Im kommenden Herbst wird Ethik als Pflichtfach ab der Sekundarstufe II für all jene Schülerinnen und Schüler eingeführt, die nicht am Religionsunterricht teilnehmen. Ethische Grundfragen werden nicht nur im Ethikunterricht, sondern auch im Religionsunterricht behandelt. Mit den Religionsgemeinschaften wurde vereinbart, dass in ihren Lehrplänen ethische Fragen abgebildet werden.

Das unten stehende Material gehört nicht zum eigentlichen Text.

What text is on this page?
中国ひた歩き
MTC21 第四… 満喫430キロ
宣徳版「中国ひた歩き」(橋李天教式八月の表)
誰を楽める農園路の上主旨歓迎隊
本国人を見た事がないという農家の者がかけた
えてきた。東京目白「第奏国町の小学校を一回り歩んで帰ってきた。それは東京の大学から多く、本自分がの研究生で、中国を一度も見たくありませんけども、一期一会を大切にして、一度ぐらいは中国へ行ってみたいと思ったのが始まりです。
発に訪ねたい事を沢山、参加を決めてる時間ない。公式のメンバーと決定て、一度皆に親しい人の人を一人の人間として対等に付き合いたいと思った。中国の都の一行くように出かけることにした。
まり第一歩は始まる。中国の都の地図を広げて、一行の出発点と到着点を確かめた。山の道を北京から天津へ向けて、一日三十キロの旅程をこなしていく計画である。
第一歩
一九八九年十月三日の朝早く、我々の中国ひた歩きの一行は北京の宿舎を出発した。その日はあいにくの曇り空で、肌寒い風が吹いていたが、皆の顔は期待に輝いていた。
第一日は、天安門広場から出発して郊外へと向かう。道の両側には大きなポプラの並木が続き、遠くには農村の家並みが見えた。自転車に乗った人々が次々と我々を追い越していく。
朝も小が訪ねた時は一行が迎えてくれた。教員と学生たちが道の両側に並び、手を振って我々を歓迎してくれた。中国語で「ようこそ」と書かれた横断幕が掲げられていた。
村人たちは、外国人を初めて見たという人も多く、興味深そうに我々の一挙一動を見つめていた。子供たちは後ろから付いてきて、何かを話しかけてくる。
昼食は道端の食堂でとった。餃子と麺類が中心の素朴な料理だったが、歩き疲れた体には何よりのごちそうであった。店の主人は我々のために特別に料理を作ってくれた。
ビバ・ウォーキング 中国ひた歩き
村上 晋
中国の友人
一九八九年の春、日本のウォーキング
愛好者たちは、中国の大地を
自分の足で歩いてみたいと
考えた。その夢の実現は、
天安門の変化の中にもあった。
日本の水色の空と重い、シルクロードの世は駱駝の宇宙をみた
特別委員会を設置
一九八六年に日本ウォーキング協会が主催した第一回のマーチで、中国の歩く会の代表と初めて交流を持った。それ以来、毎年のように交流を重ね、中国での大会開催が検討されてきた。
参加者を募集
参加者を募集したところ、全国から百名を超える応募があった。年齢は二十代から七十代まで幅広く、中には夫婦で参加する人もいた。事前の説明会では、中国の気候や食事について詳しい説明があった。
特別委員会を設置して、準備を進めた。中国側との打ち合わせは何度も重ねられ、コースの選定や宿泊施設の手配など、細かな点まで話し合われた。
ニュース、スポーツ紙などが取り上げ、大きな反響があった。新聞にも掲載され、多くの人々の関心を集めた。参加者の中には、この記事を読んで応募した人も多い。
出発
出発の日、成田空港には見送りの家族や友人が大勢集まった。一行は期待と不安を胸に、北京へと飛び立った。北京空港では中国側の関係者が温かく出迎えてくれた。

Dazu bekennen sie sich in einer gemeinsamen Erklärung mit Bildungsminister Heinz Faßmann, um die Schülerinnen und Schüler "zu verantwortungsbewusster gesellschaftlicher Mitgestaltung zu ermächtigen“, so die Erklärung. Sie wurde heute von Vertretern der Katholischen Kirche, der Evangelischen Kirche, der Orthodoxen Kirche, der Islamischen Glaubensgemeinschaft, der Israelitischen Religionsgemeinschaft, der Alevitischen Glaubensgemeinschaft, der Buddhistischen Religionsgesellschaft sowie der Freikirchen unterzeichnet.
Lehrpläne als Handreichungen
Die Lehrpläne sind in drei Ebenen aufgebaut, die Ich-Ebene, die Ich-und-Du-Ebene und die Ich-und-die-Welt-Ebene.
- Ich mit mir - Fragen der Identität: Wer bin ich? Was gibt mir Halt? Was sind meine Werte? Was will ich erreichen?
- Ich und du – Fragen des Zusammenlebens: Wie gehen wir miteinander um? Was ist fremd? Wie löse ich Konflikte?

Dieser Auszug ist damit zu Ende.